Road To No-where.
I opened my eyes and I was walking on a road to no where. I don’t know how I got here and I have no idea where to go now. Though I keep walking and try never to stop but when I started I was no where and still I am no where. Sometimes I just convince myself that, ok I may be going there, may be I don’t want to go there but I am… and sometimes I just can’t.
Thinking about past makes me feel sorry and thinking about future makes me feel restless. So the only way is to think of present but then if you ask me there exist no ‘present’. The moment that you are calling ‘present’ has already fallen in the deep dark well of past. And the moment which you are going to say is ‘present’ is still somewhere on the clouds of future. So if I can’t think of past and I cant think of future and there exist no present then to keep myself calm and happy I should not be thinking at all, but sadly I do…
Then I tried asking myself why do I feel sorry about past? The life I have right now, many people would die to have it. But then it seems a lie to me, to try to feel happy because someone else is sadder than you. Then I tried of thinking about things which I should have done, which could have made me truly happy and I could think of nothing. May be all along it was not my fault, may be its no one’s fault, May be I am just a kid trapped in this open world, stuck in a storm without a shelter and most sadly I can’t even figure out what a shelter means. So at the so called ‘present’ I am handicapped, I have a disability to feel happy about anything, I feel dark even in of my own shadow.
Then I tried asking myself what can go wrong from here? I have nothing to loose, thing are only going to get better from here, may be future is my life. But then it seems all like day dreaming, future is something which defines the word ‘uncertain’ and my whole mental peace is a castle of sand on a beech of future hoping that the waves of time would never hit it.
Thinking all of this I keep walking on this road, on which my last step, was my past and the step I am about take is my future and there is no present. The road which I could never understand that whether I took it or the road has taken me. The road which runs from no where to no where. There are no turns or no stops on it so I’ll have to walk on this road to no where.
84 mm OF PEACE
This… right here, whatever I am writing will have a lot mistakes because as I type, I can hardly see my computer screen.
Its 3:34 in the night or in the morning whatever way you see it. The music in my room is so damn loud that I can’t even listen to my own inner voice. I can’t see the computer screen or even that the door is closed or opened because of the smoke.
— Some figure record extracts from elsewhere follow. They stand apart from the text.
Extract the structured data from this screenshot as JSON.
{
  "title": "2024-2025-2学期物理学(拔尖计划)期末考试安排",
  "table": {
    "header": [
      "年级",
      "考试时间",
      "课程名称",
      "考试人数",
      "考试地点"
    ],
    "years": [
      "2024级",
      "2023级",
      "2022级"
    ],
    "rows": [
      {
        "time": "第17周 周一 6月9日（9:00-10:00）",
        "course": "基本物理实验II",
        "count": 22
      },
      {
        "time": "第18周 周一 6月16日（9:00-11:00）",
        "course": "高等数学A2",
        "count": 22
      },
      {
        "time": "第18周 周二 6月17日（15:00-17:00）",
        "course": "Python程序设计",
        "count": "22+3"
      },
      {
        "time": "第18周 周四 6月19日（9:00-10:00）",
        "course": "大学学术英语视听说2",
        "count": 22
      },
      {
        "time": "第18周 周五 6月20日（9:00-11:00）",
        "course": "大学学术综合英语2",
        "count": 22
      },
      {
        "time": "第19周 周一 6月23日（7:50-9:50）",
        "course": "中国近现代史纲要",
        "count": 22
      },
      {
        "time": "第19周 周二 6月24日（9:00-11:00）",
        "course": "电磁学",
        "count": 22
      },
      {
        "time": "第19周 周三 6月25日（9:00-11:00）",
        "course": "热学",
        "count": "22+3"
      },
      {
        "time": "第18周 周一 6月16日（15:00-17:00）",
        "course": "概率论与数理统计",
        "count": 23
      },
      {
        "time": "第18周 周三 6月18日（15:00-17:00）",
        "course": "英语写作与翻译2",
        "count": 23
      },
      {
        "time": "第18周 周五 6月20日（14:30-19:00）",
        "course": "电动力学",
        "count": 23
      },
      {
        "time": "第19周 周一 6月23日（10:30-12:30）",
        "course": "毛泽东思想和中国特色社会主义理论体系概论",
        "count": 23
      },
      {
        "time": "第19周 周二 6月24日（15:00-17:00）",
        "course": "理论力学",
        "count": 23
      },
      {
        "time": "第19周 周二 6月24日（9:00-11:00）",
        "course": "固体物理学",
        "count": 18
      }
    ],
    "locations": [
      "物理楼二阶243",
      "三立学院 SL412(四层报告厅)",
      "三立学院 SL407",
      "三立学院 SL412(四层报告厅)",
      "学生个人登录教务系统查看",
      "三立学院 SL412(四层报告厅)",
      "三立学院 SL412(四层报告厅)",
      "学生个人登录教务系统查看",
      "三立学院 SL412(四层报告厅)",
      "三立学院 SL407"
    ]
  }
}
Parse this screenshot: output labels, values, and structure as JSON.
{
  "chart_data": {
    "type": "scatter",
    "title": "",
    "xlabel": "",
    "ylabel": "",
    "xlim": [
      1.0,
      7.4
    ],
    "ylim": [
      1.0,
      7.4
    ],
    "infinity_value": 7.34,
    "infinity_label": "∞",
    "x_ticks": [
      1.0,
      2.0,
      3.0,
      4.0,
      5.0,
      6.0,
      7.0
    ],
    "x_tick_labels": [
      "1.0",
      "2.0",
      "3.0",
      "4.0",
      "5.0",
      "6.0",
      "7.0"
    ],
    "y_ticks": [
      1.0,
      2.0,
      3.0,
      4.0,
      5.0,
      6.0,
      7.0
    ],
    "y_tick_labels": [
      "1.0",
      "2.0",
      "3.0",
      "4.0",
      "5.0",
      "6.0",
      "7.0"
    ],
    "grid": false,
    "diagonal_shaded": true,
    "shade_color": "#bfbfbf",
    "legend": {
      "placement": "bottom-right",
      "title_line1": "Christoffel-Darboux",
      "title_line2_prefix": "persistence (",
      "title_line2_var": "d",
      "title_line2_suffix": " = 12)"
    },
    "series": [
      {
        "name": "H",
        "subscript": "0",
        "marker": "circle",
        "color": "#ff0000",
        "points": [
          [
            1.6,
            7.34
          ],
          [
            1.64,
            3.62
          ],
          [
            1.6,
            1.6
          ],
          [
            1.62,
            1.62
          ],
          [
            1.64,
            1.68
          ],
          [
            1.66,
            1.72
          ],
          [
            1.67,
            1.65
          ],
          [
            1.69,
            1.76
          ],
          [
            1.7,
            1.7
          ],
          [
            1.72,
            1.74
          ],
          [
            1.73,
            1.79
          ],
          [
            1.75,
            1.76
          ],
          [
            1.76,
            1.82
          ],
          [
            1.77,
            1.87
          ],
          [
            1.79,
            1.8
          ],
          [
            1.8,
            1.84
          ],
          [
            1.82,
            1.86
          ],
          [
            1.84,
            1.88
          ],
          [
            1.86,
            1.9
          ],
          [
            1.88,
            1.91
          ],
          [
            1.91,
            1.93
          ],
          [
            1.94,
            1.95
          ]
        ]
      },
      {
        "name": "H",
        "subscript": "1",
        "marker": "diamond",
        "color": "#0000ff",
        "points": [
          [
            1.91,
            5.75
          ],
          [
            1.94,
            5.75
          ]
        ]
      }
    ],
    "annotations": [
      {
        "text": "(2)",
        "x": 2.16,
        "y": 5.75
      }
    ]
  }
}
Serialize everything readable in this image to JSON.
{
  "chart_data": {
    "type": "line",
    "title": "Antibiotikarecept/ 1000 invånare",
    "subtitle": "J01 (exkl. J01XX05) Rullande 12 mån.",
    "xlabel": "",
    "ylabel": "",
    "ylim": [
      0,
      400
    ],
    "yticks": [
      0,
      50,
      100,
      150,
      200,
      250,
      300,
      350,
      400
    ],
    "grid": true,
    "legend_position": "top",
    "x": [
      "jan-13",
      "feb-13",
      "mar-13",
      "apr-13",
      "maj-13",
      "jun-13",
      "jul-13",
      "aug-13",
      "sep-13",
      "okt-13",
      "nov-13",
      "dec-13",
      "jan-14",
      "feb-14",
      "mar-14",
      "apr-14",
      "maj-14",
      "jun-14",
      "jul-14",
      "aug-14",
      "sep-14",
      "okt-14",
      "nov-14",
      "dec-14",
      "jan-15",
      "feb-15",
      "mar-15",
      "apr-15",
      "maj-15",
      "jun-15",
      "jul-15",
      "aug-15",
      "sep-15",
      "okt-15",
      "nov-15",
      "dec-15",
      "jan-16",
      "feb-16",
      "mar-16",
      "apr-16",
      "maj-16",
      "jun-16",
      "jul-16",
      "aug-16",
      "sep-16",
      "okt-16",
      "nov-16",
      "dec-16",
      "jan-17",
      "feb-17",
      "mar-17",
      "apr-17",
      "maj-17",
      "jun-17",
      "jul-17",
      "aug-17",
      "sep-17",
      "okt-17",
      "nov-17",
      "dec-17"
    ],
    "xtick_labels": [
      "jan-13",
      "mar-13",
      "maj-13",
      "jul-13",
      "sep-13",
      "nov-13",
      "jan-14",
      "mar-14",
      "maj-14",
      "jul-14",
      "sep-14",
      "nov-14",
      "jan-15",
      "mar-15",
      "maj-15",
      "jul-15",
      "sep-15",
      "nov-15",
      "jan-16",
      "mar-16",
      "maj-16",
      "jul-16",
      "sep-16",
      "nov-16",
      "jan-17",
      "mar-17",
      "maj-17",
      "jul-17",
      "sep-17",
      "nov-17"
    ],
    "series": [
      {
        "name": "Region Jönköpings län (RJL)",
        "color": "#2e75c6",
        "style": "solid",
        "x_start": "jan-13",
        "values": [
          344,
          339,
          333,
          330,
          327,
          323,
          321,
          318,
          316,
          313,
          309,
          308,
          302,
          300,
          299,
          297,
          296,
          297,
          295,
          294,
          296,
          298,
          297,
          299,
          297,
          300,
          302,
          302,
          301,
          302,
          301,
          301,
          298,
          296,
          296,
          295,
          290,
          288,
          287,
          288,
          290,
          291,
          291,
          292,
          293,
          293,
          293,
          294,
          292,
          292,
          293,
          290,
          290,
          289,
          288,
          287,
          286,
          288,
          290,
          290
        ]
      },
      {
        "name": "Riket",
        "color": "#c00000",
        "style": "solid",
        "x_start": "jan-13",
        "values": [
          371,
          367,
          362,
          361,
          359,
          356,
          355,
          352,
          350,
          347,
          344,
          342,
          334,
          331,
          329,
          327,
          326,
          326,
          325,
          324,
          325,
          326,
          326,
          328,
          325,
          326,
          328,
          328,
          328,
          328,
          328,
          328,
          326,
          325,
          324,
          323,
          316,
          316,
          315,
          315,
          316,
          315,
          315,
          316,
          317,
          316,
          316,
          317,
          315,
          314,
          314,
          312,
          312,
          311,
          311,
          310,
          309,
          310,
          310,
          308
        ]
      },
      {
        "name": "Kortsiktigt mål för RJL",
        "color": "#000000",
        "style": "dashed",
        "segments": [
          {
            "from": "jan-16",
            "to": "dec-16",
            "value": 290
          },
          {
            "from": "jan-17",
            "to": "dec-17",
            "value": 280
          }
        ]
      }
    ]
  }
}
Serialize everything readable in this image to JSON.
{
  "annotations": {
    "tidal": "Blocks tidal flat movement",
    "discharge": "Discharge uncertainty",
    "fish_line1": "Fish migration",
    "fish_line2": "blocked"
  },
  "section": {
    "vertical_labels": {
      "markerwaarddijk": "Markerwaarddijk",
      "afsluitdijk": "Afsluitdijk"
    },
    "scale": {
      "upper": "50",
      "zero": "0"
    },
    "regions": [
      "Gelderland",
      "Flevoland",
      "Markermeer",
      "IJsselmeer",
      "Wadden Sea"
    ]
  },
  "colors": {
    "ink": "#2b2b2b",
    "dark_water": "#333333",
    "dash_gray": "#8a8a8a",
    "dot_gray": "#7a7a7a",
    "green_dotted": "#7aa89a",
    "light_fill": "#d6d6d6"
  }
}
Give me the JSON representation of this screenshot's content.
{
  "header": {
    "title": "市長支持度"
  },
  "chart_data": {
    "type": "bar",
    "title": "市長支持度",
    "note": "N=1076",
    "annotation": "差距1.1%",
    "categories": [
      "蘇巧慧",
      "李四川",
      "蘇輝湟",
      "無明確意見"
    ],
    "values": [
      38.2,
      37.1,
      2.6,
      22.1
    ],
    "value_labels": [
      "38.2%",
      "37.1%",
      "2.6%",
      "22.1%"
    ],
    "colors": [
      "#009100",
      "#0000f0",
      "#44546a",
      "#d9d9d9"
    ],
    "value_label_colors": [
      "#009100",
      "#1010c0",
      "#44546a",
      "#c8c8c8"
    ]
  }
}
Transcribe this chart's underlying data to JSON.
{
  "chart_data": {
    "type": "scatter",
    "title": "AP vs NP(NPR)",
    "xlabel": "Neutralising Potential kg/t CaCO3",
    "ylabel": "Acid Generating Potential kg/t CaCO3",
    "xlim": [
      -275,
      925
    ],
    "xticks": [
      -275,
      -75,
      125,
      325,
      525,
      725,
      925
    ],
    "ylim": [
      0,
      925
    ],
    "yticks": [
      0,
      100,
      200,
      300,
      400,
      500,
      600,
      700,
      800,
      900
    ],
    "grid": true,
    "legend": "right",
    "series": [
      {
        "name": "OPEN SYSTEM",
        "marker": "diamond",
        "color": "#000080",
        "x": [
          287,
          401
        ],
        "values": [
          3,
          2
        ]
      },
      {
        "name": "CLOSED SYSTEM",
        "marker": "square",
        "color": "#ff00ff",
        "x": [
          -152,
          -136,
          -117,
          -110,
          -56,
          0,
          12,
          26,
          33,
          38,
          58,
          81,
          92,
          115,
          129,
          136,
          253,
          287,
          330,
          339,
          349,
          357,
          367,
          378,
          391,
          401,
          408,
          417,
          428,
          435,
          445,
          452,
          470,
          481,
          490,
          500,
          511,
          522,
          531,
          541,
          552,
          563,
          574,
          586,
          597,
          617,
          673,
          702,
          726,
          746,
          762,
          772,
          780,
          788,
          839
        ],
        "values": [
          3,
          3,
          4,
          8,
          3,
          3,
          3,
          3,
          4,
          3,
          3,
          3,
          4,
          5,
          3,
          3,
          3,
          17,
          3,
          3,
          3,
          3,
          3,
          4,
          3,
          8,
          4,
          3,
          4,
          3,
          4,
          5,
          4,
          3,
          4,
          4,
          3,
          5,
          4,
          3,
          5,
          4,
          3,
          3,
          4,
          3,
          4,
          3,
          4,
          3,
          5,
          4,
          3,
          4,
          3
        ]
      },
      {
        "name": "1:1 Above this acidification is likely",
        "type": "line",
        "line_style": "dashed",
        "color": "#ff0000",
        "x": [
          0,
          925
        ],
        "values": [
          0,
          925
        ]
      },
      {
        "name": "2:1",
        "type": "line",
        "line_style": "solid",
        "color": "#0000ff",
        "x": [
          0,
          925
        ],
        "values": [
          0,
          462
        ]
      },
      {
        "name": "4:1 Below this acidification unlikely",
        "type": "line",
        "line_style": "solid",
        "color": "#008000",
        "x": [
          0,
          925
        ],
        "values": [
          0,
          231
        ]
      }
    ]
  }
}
It’s so dark outside and the only source of light as I can see from my bed is my computer screen. My whole room has turned into an ash tray, I can’t see any books or clothes all I can see, feel, smell and imagine is ash and cigarette buds all around me. I am typing very slow… very slow… because my right hand is preoccupied.
To anyone looking at me it would seem like I am living in a hell, this room is a complete mess. But as I see it, it’s very peaceful and relaxing. So what makes me feel like this? It’s not like my exams are over or I have achieved what I wanted in life and so it doesn’t matter what’s around me anymore. The thing that makes this mess so peaceful for me is a very small white colored stick. So what is my right hand occupied with? Some would say its slow poison, some would say its death, and some would say it’s the worst habit in this world, but as I see it, its 84 mm of peace for me.
On a packet of cigarettes the words that are given the most importance are “CIGARETTE SMOKING IS INJURIOUS TO HEALTH”, they are written in bold letters and on the front, inside a box. And as I bought my first packet of peace those were the first words I read, but at that time I was so raveled with something else that I thought let it be and as I took the first puff those words slowly started fading away. Now I don’t even look at them or even if I do it all seems a joke to me.
Though I am still new to world of smokers but a lot of times it seems as if this is the thing I was looking for and in this small period of time I’ve learned some interesting and important rules about smoking like (as one of my non-smoker friend said) “irrespective of the direction of wind the smoke always goes towards the non-smoker’s face”. Rules like never light-up your last cigarette, I don’t share the same cigarette with anyone. I don’t know about other people why they smoke? May be some do it when they are tensed, some do it to show others that they can, a few don’t think about the question “why?” and some do it just for fun or to satisfy their zeal of “trying everything in life at least for once”, but as I see it, I do it for peace. It calms down all the chaos around me.
So I hope that all the smokers know the best thing about a cigarette (and non-smokers… please don’t bother you can never understand it) but the worst thing is that it lasts only for a few minutes.